Test coverage, unit tests, and the test pyramid are non-negotiable
Everything is negotiable, but...
This is one post in a series of posts in response to this post. If you want more organization around my response as a whole, start here.
Alves disagrees with a full test pyramid is non-negotiable. That’s fine with me. Everything is negotiable. Whereas my default is a full test pyramid, I don’t insist on absolutes everywhere I work.
However, he quickly becomes an absolutist: he wants to scale down unit testing just to core business logic and remove end-to-end testing.
I disagree with this precisely because I believe everything is negotiable, and he’s erring on the side of absolutism.
For example: In working in implementations for a B2B SaaS startup, you can’t skip end-to-end testing and then just hope feature flags are going to save you. There’s a roll out-date, and if your system crashes and burns, you’ll lose an anchor client.
Another example: There are situations where I might be inclined to listen to Alves’s recommendation, such as quick feature rollouts in a B2C, in which the feature will only affect a handful of users, can be reverted instantaneously while honoring change control, and the business is okay with the risk of frustrating those users— taking more time to roll out the feature.

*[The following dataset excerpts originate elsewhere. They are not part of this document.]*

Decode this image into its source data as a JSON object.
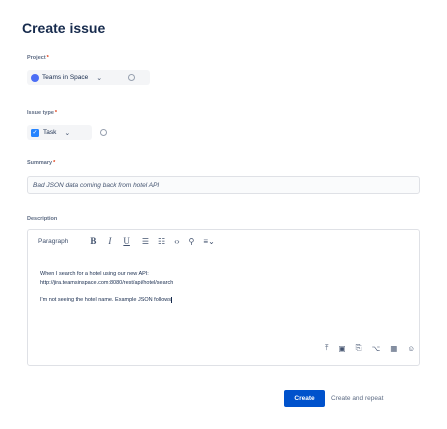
{
  "dialog": {
    "title": "Create issue"
  },
  "project": {
    "label": "Project",
    "required_mark": "*",
    "value": "Teams in Space",
    "icon": "project-avatar-icon",
    "chevron": "⌄",
    "info_icon": "info-icon"
  },
  "issue_type": {
    "label": "Issue type",
    "required_mark": "*",
    "value": "Task",
    "icon": "task-checkbox-icon",
    "chevron": "⌄",
    "info_icon": "info-icon"
  },
  "summary": {
    "label": "Summary",
    "required_mark": "*",
    "value": "Bad JSON data coming back from hotel API"
  },
  "description": {
    "label": "Description",
    "toolbar": {
      "paragraph": "Paragraph",
      "bold": "B",
      "italic": "I",
      "underline": "U",
      "bullet_list": "☰",
      "numbered_list": "☷",
      "code": "‹›",
      "link": "⚲",
      "more": "≡⌄"
    },
    "lines": [
      "When I search for a hotel using our new API:",
      "http://jira.teamsinspace.com:8080/rest/api/hotel/search",
      "I'm not seeing the hotel name. Example JSON follows"
    ],
    "attach_icons": {
      "upload": "⤒",
      "image": "▣",
      "attachment": "⎘",
      "mention": "⌥",
      "emoji": "☺"
    }
  },
  "actions": {
    "create": "Create",
    "create_and_repeat": "Create and repeat"
  },
  "colors": {
    "primary": "#0052cc",
    "required": "#de350b",
    "text": "#172b4d"
  }
}
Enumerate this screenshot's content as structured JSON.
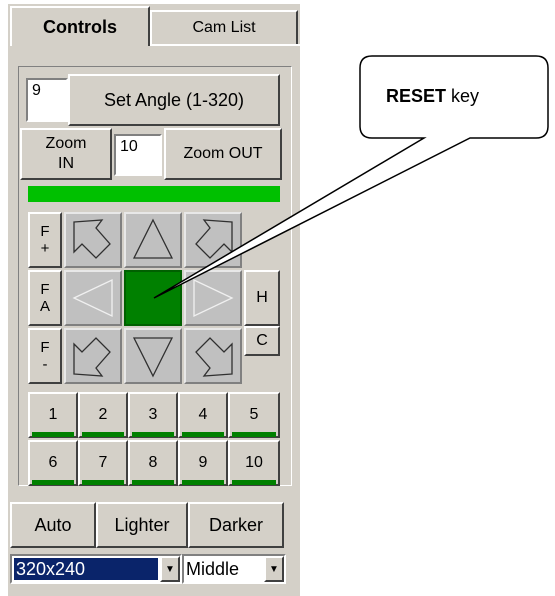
{
  "tabs": [
    {
      "label": "Controls"
    },
    {
      "label": "Cam List"
    }
  ],
  "angle": {
    "value": "9",
    "button_label": "Set Angle (1-320)"
  },
  "zoom": {
    "in_label": "Zoom IN",
    "value": "10",
    "out_label": "Zoom OUT"
  },
  "focus_labels": {
    "near": "F +",
    "auto": "F A",
    "far": "F -"
  },
  "side_buttons": {
    "h": "H",
    "c": "C"
  },
  "presets": [
    "1",
    "2",
    "3",
    "4",
    "5",
    "6",
    "7",
    "8",
    "9",
    "10"
  ],
  "exposure": {
    "auto": "Auto",
    "lighter": "Lighter",
    "darker": "Darker"
  },
  "resolution": {
    "value": "320x240"
  },
  "quality": {
    "value": "Middle"
  },
  "callout": {
    "bold": "RESET",
    "rest": " key"
  },
  "colors": {
    "panel": "#d4d0c8",
    "status_green": "#00c000",
    "reset_green": "#008000",
    "selection_blue": "#0a246a"
  },
  "icons": {
    "dropdown": "triangle-down"
  }
}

I recently discussed QA as a part of engineering with a friend. I don’t insist on TDD, but I want an engineer always to know how to test his or her or their software as it is created— the logical next step is to test it. I also believe in test coverage, unit tests, and the test pyramid as parts of code review, as ways of demonstrating quality in KPIs, and important to customer-centricity. However, as into a traditional view of testing [unit tests, system integration tests, user acceptance testing, performance/load testing, etc.], I don’t walk into a business with an absolute plan, nor do I refuse to listen if someone recommends another approach.
Everything is driven by cost/benefit: sticking within cost budget, time budget, and risk tolerance.
I start the conversation knowing a boilerplate testing strategy with all the trimmings I know of, and I pare it back and make adjustments based on the scenario.
So my hard disagreement isn’t that Alves’s take on testing doesn’t work somewhere, it is because Alves’s take on testing doesn’t work everywhere.
There is no need to be absolute about a testing methodology when you walk into a discussion knowing all the tools of a testing strategy and being able to tune the approach for the business cost budget, time budget, and risk tolerance.